The results of this meta-analysis have already influenced major oncology guidelines. As of early 2026, the National Comprehensive Cancer Network (NCCN) and the American Society of Clinical Oncology (ASCO) recommend neoadjuvant chemoimmunotherapy as a preferred option for patients with Stage IIA–IIIB NSCLC who are surgical candidates, particularly those with PD-L1 expression ≥1% or high tumor mutational burden.

Key takeaways for clinicians include:

  • Neoadjuvant chemoimmunotherapy significantly increases the likelihood of pathologic response without compromising surgical safety.
  • Patients should be monitored for immune-related adverse events during treatment, but these are rarely prohibitive to proceeding with surgery.
  • Multidisciplinary coordination between medical oncology, thoracic surgery, and pulmonology is essential to optimize timing and manage potential complications.
  • Pathologic assessment of the resected specimen — particularly evaluation for pCR or MPR — should be routine, as it provides valuable prognostic information and may inform decisions about adjuvant therapy.

Limitations and Future Directions

Despite its strengths, the meta-analysis has limitations. Variability in chemotherapy regimens, immunotherapy agents (e.g., pembrolizumab vs. Nivolumab), dosing schedules, and surgical techniques across trials may affect generalizability. Long-term survival data beyond 24 months are still needed to confirm durability of benefit.

Ongoing trials such as KEYNOTE-671, CheckMate 816 (with extended follow-up), and NEOSTAR are investigating biomarker-driven approaches, including the use of circulating tumor DNA (ctDNA) to assess treatment response and guide postoperative therapy.

Future research will also focus on identifying which patients are most likely to benefit from neoadjuvant chemoimmunotherapy versus those who might do well with immunotherapy alone, potentially sparing others from unnecessary chemotherapy toxicity.

Conclusion

The 2026 meta-analysis confirms that neoadjuvant chemoimmunotherapy delivers superior pathologic responses in resectable NSCLC without increasing surgical risk.
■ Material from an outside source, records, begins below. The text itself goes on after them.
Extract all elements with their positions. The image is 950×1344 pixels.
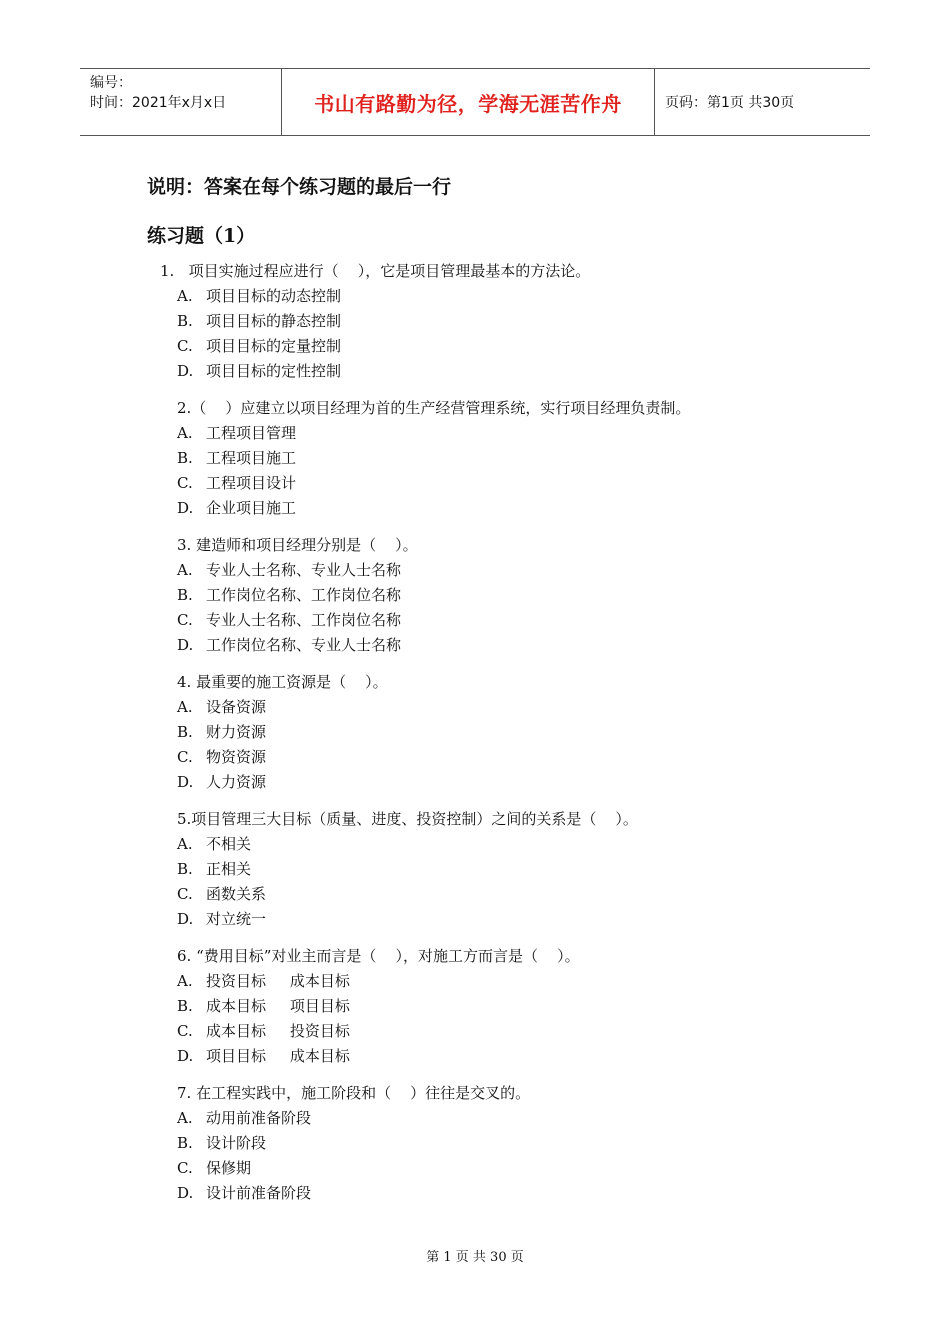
- option-text: 对立统一: [206, 910, 267, 928]
- option-text: 物资资源: [206, 748, 267, 766]
- option-letter: D.: [177, 1047, 194, 1065]
- question-4: [0, 670, 950, 795]
- option-letter: B.: [177, 449, 193, 467]
- header-page-info: 页码：第1页 共30页: [665, 95, 795, 111]
- option-text: 专业人士名称、工作岗位名称: [206, 611, 402, 629]
- answer-option: [0, 496, 950, 521]
- option-text: 函数关系: [206, 885, 267, 903]
- option-letter: D.: [177, 362, 194, 380]
- option-text: 专业人士名称、专业人士名称: [206, 561, 402, 579]
- option-text: 财力资源: [206, 723, 267, 741]
- answer-option: [0, 608, 950, 633]
- question-2: [0, 396, 950, 521]
- option-text: 项目目标的定量控制: [206, 337, 342, 355]
- answer-option: [0, 359, 950, 384]
- answer-option: [0, 770, 950, 795]
- answer-option: [0, 633, 950, 658]
- option-text: 工程项目施工: [206, 449, 297, 467]
- header-meta: [80, 69, 282, 135]
- header-motto: 书山有路勤为径，学海无涯苦作舟: [314, 91, 622, 116]
- option-letter: D.: [177, 1184, 194, 1202]
- question-3: [0, 533, 950, 658]
- option-letter: D.: [177, 910, 194, 928]
- option-text: 人力资源: [206, 773, 267, 791]
- option-letter: C.: [177, 611, 193, 629]
- option-text: 设计阶段: [206, 1134, 267, 1152]
- option-text: 成本目标 投资目标: [206, 1022, 350, 1040]
- option-letter: A.: [177, 561, 193, 579]
- answer-option: [0, 284, 950, 309]
- answer-note: 说明：答案在每个练习题的最后一行: [147, 176, 452, 198]
- answer-option: [0, 1156, 950, 1181]
- question-stem: 5.项目管理三大目标（质量、进度、投资控制）之间的关系是（ ）。: [177, 810, 638, 828]
- option-text: 项目目标的定性控制: [206, 362, 342, 380]
- option-text: 成本目标 项目目标: [206, 997, 350, 1015]
- answer-option: [0, 334, 950, 359]
- question-stem: 2.（ ）应建立以项目经理为首的生产经营管理系统，实行项目经理负责制。: [177, 399, 691, 417]
- option-letter: B.: [177, 997, 193, 1015]
- answer-option: [0, 720, 950, 745]
- answer-option: [0, 882, 950, 907]
- option-text: 动用前准备阶段: [206, 1109, 312, 1127]
- question-5: [0, 807, 950, 932]
- answer-option: [0, 994, 950, 1019]
- option-letter: B.: [177, 860, 193, 878]
- option-letter: B.: [177, 1134, 193, 1152]
- option-text: 项目目标的动态控制: [206, 287, 342, 305]
- answer-option: [0, 1106, 950, 1131]
- option-letter: A.: [177, 972, 193, 990]
- option-text: 工作岗位名称、专业人士名称: [206, 636, 402, 654]
- answer-option: [0, 969, 950, 994]
- answer-option: [0, 1044, 950, 1069]
- section-title: 练习题（1）: [147, 225, 256, 247]
- option-text: 项目目标 成本目标: [206, 1047, 350, 1065]
- option-letter: D.: [177, 636, 194, 654]
- answer-option: [0, 1131, 950, 1156]
- answer-option: [0, 832, 950, 857]
- option-letter: C.: [177, 474, 193, 492]
- option-letter: A.: [177, 287, 193, 305]
- answer-option: [0, 309, 950, 334]
- header-motto-cell: [282, 69, 655, 135]
- question-stem: 3. 建造师和项目经理分别是（ ）。: [177, 536, 418, 554]
- answer-option: [0, 558, 950, 583]
- option-text: 设备资源: [206, 698, 267, 716]
- option-letter: C.: [177, 885, 193, 903]
- option-letter: A.: [177, 698, 193, 716]
- option-text: 保修期: [206, 1159, 252, 1177]
- option-letter: B.: [177, 723, 193, 741]
- option-letter: A.: [177, 424, 193, 442]
- page-header: [80, 68, 870, 136]
- option-letter: D.: [177, 499, 194, 517]
- option-letter: C.: [177, 1159, 193, 1177]
- page-footer: 第 1 页 共 30 页: [426, 1250, 524, 1265]
- question-stem: 4. 最重要的施工资源是（ ）。: [177, 673, 388, 691]
- answer-option: [0, 471, 950, 496]
- option-text: 工程项目管理: [206, 424, 297, 442]
- option-text: 企业项目施工: [206, 499, 297, 517]
- answer-option: [0, 421, 950, 446]
- answer-option: [0, 745, 950, 770]
- option-text: 投资目标 成本目标: [206, 972, 350, 990]
- document-date-label: 时间：2021年x月x日: [90, 95, 227, 111]
- option-letter: B.: [177, 312, 193, 330]
- option-text: 设计前准备阶段: [206, 1184, 312, 1202]
- answer-option: [0, 1019, 950, 1044]
- question-stem: 6. “费用目标”对业主而言是（ ），对施工方而言是（ ）。: [177, 947, 580, 965]
- answer-option: [0, 695, 950, 720]
- option-letter: D.: [177, 773, 194, 791]
- option-letter: A.: [177, 835, 193, 853]
- question-list: [0, 259, 950, 1218]
- option-letter: C.: [177, 748, 193, 766]
- option-letter: C.: [177, 1022, 193, 1040]
- document-number-label: 编号：: [90, 75, 132, 91]
- answer-option: [0, 857, 950, 882]
- answer-option: [0, 907, 950, 932]
- answer-option: [0, 1181, 950, 1206]
- answer-option: [0, 446, 950, 471]
- option-letter: B.: [177, 586, 193, 604]
- question-1: [0, 259, 950, 384]
- option-letter: A.: [177, 1109, 193, 1127]
- option-text: 项目目标的静态控制: [206, 312, 342, 330]
- answer-option: [0, 583, 950, 608]
- question-6: [0, 944, 950, 1069]
- question-7: [0, 1081, 950, 1206]
- question-stem: 7. 在工程实践中，施工阶段和（ ）往往是交叉的。: [177, 1084, 531, 1102]
- option-text: 工作岗位名称、工作岗位名称: [206, 586, 402, 604]
- option-text: 工程项目设计: [206, 474, 297, 492]
- question-stem: 1. 项目实施过程应进行（ ），它是项目管理最基本的方法论。: [160, 262, 591, 280]
- option-text: 不相关: [206, 835, 252, 853]
- option-text: 正相关: [206, 860, 252, 878]
- option-letter: C.: [177, 337, 193, 355]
For patients and clinicians, this reinforces the value of preoperative systemic therapy in improving the quality of resection and potentially enhancing long-term outcomes. As biomarker refinement and personalized treatment strategies advance, neoadjuvant chemoimmunotherapy is poised to remain a cornerstone of curative-intent management for early-stage lung cancer.

Staying informed about these developments is essential for anyone involved in lung cancer care — from patients weighing treatment options to surgeons and oncologists striving to deliver the most effective, evidence-based care.